Perhaps it was this whispering that made me hold myself back from the sweet, mothering figures I encountered over the years. Always polite, I still kept a safe emotional distance from friends’ mothers — brought them chocolates and tea and a strained smile when I saw them. The voice lingered: These people don’t care about you. You’re unlovable.
Then, in my late 20s, I started dating Joey. Joey is a real Queens boy. The kind of man who pronounces human yoo-man and whose favorite food is eggplant parmigiana, which he ate with his mother in Ridgewood at least once a week. I first met Joey’s mother, Margaret, at Christmas in 2016.
That year, she gave me a stack of presents that went up to my neck. Jewelry holders and salad bowls and sweaters and socks and mascara and moisturizer. Her generosity was so astounding that it made me feel awkward and guilty: How could I ever reciprocate? But that missed the point. She never wanted anything back. Her love was given freely, abundantly, without expectation or entitlement.
I started showing up to those weekly dinners, and Margaret was so full of warmth, every single time. When I finally had to explain to her why I was there for every holiday, every Mother’s Day, Easter, Thanksgiving and Christmas — because my own parents didn’t want me — she grabbed my hand and said, with tears in her eyes: “Forget them. You’re ours now.”
Margaret was always like that. She gave birth to four children, but she was a mother to so many more of us: gutter punks, orchestra kids, goths and geeks. Anyone who was struggling without their parents’ love came to Margaret’s house, and she made us all feel like hers, would feed us and give us her extra tablecloths and Chapsticks.
Eventually, I began calling her Mom. That word always felt strange coming out of my mouth. It felt loaded, freighted with abuse and resentment, and I think she could tell. “You can call me whatever you want,” she’d remind me, gently. “You can call me Margaret, or Mom, or anything.” But I said it anyway, my arms laden with gifts: “Thanks, Mom.” And in those two words were all the things I wanted to say: “Thank you” and “You’re healing me” and “I love you.”

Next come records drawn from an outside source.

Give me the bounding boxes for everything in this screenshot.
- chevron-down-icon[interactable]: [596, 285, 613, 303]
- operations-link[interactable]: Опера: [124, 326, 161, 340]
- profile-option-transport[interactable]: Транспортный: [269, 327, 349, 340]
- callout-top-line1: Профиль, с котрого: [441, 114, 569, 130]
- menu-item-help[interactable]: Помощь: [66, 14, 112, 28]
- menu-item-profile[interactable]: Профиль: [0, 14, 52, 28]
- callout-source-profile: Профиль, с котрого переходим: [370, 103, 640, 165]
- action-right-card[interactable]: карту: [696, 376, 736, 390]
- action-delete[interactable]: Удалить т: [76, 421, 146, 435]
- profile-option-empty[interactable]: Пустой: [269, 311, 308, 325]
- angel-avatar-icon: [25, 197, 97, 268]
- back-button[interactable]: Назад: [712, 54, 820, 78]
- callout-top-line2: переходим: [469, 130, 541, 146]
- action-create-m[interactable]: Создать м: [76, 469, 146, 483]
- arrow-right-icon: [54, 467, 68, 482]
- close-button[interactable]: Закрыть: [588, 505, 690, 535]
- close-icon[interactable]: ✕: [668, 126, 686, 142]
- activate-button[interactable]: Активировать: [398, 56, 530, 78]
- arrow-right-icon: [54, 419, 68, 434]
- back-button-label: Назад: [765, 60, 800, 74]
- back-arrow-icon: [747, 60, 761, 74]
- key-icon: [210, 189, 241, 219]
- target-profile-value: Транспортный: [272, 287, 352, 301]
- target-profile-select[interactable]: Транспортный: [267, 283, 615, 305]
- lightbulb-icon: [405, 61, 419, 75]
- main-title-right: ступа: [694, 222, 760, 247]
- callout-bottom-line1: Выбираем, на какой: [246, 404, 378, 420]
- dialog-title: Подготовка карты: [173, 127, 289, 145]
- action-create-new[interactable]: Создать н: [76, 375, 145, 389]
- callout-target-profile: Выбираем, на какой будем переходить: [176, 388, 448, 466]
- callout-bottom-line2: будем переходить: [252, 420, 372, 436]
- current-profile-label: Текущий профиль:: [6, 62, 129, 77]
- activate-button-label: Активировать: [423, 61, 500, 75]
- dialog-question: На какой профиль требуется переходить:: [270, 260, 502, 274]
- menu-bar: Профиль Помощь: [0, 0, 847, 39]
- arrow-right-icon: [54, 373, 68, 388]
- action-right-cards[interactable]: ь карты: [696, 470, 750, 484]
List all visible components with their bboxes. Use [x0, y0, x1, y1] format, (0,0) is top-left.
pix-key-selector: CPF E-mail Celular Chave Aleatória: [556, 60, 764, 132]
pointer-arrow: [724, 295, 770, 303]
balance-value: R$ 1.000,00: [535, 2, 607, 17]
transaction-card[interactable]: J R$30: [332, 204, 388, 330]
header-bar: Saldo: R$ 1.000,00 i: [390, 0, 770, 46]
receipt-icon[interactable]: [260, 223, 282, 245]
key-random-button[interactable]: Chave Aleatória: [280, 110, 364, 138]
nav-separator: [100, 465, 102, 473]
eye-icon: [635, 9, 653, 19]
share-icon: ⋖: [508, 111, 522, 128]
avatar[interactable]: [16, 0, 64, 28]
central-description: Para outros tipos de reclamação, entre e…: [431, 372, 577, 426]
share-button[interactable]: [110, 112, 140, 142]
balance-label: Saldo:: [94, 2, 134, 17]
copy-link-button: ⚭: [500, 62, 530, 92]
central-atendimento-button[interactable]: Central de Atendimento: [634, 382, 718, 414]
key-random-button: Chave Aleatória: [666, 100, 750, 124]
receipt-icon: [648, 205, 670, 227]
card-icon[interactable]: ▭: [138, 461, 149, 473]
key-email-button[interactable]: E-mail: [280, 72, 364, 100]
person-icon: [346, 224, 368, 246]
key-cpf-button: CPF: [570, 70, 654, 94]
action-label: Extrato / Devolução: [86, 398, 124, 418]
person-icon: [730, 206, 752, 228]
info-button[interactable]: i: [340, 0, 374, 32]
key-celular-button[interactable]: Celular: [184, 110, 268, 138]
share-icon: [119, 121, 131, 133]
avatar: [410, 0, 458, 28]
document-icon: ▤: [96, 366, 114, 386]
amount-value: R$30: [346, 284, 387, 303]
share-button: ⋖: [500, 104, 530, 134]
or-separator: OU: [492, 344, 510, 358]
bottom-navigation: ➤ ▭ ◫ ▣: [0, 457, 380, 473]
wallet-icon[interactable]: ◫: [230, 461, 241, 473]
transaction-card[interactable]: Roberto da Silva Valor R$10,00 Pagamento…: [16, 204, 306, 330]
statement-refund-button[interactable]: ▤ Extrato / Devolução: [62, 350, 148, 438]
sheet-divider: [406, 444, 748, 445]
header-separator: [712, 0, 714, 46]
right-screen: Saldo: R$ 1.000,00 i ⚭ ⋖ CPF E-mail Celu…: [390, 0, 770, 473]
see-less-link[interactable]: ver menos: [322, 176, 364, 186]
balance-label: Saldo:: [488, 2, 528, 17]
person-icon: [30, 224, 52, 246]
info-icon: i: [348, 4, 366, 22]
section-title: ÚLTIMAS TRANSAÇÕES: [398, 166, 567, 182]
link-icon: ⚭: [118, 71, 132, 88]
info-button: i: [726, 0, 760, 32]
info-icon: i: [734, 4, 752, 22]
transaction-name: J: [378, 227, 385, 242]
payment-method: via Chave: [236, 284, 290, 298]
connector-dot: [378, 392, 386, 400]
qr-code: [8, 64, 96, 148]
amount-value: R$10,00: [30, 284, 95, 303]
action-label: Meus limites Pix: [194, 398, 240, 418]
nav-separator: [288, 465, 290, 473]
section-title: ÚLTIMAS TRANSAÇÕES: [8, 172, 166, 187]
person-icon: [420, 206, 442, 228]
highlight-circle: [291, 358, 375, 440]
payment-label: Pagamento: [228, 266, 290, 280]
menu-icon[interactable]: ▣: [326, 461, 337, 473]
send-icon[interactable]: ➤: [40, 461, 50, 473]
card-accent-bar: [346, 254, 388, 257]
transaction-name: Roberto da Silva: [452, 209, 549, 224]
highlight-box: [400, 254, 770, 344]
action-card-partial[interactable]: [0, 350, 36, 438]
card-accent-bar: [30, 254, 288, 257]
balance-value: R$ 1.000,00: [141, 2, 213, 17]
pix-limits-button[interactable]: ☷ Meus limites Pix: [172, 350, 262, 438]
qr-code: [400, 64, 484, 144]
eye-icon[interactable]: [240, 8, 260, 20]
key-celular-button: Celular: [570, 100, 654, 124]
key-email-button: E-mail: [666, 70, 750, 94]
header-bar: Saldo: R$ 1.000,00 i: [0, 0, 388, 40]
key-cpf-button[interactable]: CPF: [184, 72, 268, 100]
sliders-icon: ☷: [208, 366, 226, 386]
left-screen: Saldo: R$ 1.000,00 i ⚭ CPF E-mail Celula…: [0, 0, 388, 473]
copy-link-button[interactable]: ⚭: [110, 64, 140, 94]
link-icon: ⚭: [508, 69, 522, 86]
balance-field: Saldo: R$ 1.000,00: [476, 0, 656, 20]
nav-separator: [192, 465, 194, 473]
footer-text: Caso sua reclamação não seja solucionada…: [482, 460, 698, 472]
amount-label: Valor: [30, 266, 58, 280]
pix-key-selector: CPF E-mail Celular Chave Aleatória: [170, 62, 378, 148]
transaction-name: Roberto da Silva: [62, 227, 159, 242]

In the fall of 2019, just a couple of months after Joey and I got married, Margaret started falling, cracking her head on the counter, on the sidewalk. She went through a bevy of tests and found that she had multiple system atrophy, a neurodegenerative disease similar to Parkinson’s. Shortly thereafter, in February of 2020, Joey and I moved into the apartment above her in Ridgewood to help care for her.